A quarter-of-a-billion dollars is nothing to sneeze at, especially in this economy. Hell, I would be impressed if he raised $50 million, which is more than I can say for Minnesota start-ups hurting for money. However, to complete the fund, Burrill looks like he needs to either tap his own cash and/or bring in a large foreign investor(s) like a sovereign wealth fund, a more likely scenario.

But in some ways, the amount of money is besides the point. Where it comes from matters far more. To build local support for such an audacious project, Burrill needs local money. Good luck with that one.

As any seasoned observer of Minnesota can tell you, the state is not exactly awash with high rollers. Land of Ten Thousand Lakes? More like the Land of Ten Thousand Tight Wads.

Burrill and the project’s developer, Tower Investments, did manage to squeeze $15 million from state coffers to build an interchange from Highway 52 to the Elk Run project. But convincing politicians to fork over taxpayer money is far easier than convincing rich people to write personal checks.

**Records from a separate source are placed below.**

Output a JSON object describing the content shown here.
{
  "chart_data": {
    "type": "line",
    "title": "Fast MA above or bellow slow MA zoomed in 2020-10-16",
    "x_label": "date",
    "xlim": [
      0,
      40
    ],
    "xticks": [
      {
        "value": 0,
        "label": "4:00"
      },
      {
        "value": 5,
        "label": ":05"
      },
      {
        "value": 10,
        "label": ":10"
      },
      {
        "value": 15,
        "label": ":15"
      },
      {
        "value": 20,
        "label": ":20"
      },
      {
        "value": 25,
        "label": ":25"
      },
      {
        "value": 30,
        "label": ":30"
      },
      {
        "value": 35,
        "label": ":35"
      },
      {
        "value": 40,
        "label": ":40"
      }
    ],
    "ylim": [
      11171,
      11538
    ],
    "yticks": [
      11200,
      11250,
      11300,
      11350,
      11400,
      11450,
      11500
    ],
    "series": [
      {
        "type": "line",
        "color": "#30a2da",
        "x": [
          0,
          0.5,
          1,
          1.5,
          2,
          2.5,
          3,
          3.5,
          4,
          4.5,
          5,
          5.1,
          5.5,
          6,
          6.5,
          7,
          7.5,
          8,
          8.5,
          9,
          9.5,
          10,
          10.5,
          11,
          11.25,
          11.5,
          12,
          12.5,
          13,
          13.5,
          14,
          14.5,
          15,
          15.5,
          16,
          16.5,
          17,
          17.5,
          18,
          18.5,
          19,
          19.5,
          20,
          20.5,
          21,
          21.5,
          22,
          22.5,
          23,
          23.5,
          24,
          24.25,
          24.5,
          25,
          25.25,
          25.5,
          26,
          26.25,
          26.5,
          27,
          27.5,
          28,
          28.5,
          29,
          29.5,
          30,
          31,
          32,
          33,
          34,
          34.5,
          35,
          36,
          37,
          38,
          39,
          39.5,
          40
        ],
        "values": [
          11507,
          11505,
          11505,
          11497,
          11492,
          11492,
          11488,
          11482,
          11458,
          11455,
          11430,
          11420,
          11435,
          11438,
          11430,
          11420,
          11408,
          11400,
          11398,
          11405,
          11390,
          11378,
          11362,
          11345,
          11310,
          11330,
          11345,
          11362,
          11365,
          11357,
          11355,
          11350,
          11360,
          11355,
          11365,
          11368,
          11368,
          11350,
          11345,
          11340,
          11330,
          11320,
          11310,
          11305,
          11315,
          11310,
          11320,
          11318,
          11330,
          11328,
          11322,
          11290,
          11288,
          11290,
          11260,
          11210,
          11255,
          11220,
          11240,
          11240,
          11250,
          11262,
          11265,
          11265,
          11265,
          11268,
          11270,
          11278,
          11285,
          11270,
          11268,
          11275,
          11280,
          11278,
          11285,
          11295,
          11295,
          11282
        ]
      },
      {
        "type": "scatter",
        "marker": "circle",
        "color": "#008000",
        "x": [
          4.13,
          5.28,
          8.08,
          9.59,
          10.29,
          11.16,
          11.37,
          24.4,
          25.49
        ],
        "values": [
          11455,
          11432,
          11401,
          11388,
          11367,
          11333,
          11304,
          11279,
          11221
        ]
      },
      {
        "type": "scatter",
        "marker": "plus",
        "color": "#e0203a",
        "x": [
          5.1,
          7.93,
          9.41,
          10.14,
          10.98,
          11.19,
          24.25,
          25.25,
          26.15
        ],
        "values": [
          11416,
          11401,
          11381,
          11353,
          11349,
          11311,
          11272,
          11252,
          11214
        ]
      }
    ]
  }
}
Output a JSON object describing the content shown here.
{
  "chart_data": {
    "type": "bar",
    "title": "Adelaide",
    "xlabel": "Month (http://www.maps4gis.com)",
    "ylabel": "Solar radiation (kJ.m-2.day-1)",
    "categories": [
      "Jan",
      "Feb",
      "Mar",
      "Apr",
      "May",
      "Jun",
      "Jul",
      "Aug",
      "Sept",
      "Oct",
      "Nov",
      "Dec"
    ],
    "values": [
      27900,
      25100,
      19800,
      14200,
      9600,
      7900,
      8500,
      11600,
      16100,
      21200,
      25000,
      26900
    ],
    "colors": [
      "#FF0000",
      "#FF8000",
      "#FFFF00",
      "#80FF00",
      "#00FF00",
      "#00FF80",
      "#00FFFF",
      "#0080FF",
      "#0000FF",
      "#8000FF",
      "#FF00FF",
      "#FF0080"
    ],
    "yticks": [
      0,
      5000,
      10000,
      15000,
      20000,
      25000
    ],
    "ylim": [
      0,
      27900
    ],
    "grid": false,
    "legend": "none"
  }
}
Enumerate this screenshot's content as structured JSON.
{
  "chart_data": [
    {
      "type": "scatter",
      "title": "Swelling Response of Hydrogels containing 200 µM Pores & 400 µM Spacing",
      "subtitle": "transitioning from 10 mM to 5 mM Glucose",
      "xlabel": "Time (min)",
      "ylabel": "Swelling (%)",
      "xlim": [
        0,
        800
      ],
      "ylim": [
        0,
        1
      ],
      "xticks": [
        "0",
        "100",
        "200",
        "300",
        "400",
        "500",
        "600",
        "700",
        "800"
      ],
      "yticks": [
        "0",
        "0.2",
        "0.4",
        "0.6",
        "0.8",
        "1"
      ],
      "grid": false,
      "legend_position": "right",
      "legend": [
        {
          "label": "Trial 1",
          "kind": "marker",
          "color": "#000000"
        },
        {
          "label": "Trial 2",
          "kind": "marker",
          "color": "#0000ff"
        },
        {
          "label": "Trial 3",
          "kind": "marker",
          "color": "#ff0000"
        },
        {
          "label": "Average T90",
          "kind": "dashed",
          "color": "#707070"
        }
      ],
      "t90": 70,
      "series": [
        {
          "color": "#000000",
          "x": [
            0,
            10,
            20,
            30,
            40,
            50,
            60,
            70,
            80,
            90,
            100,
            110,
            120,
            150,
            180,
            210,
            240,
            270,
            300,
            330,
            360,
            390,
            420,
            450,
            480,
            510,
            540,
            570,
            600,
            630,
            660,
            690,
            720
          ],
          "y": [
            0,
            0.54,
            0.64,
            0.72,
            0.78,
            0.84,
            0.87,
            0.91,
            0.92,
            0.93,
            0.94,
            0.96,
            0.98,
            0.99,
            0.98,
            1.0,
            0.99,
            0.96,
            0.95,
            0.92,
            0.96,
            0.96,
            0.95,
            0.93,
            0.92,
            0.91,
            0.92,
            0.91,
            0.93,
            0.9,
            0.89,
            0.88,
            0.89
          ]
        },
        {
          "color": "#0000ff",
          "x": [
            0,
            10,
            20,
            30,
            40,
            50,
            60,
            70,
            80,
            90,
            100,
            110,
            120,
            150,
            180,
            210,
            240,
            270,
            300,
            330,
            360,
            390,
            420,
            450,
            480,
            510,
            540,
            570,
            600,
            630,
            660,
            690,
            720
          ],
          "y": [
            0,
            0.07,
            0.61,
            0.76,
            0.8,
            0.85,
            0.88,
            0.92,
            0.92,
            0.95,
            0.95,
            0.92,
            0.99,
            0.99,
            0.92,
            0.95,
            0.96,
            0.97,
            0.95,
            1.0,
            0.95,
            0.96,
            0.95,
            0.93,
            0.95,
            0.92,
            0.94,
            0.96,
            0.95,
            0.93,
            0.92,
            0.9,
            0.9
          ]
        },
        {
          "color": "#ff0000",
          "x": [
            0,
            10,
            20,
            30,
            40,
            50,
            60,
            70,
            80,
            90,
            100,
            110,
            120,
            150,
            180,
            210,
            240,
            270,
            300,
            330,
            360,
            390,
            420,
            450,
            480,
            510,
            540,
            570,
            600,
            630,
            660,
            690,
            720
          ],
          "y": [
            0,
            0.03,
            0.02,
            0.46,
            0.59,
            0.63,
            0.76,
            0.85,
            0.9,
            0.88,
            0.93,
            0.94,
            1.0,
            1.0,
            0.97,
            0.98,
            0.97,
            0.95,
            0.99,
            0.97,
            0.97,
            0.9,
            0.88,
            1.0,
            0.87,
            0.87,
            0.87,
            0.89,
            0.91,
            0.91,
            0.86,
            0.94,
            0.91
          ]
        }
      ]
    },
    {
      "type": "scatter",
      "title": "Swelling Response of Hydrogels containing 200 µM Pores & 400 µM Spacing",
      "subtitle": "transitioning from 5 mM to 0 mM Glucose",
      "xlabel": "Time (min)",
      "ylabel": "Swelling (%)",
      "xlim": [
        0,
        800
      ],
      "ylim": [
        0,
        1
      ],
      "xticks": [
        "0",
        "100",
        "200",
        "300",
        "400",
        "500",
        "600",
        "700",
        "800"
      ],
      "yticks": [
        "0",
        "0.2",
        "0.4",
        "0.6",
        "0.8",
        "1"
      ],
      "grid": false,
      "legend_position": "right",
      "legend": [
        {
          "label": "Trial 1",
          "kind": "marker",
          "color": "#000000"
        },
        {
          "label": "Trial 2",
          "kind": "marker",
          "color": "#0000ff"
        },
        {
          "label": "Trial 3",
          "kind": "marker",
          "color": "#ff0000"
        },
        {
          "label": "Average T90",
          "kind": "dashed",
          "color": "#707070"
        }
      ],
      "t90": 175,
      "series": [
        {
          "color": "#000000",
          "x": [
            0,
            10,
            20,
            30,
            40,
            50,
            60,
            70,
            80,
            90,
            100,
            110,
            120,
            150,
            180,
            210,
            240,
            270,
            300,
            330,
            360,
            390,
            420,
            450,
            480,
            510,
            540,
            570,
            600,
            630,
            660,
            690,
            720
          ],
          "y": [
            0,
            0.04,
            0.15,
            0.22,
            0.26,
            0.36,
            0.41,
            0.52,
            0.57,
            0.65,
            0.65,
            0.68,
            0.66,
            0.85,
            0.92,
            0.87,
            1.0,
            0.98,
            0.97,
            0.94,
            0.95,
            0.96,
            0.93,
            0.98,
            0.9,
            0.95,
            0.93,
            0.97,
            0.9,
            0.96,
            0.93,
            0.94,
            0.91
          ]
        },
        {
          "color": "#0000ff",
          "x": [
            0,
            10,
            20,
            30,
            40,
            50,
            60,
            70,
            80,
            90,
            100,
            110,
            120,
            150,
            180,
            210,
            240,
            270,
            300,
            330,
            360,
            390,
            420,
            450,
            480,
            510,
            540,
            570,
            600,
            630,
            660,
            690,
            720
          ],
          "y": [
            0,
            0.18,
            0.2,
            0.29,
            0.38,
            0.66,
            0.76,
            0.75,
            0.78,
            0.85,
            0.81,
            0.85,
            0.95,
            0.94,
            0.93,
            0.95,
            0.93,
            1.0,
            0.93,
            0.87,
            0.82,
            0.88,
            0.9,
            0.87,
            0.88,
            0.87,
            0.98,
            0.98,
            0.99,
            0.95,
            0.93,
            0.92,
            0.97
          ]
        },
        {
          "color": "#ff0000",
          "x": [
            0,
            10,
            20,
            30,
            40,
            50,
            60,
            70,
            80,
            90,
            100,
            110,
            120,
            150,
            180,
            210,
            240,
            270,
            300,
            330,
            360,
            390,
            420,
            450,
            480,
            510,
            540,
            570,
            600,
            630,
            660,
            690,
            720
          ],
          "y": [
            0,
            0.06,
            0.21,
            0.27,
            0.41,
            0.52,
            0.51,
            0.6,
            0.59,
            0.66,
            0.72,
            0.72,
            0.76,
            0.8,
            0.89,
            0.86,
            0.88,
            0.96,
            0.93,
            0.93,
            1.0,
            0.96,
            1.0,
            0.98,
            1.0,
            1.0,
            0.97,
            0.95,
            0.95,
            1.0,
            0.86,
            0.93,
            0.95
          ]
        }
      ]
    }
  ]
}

Burrill is starting to recognize this. At a recent LifeScience Alley luncheon, Burrill said he was disappointed about the lack of local investors.

But Burrill may also have to share some of the blame. Raising $1 billion in a post-recessionary economy was always going to be tough. But Burrill, known for bold pronouncements, told me in July that he will complete the fund by the end of the year.

Well, here we are.

If you set a specific time table, boy, you better deliver. By setting unrealistic expectations, missing a deadline, even an artificial one, drains your credibility and signals trouble–not exactly the kind of message you want to send to the public. It’s one thing to say you’ll raise $1 million in five months. But $1 billion? Really?

In addition, Burrill’s proposed fund structure scared off some investors, or at least confused them. The fund will spend roughly $500 million to purchase $20 million equity stakes in each of 15 to 25 companies that will move to the bioscience center, ranging from start-ups to publicly traded companies. The remaining $500 million will go toward the rest of Tower’s real estate projects on Elk Run, including a health living center, offices, shops and residential homes. Investors can’t choose where their money goes.

Why would a potential investor in, say, a drug start-up want to put money in a clothing store?  Technology is a completely different animal than real estate.

Burrill is now considering a plan to split the fund into two. That should help. But at this point, Burrill will need every ounce of his formidable persona to will Elk Run into reality.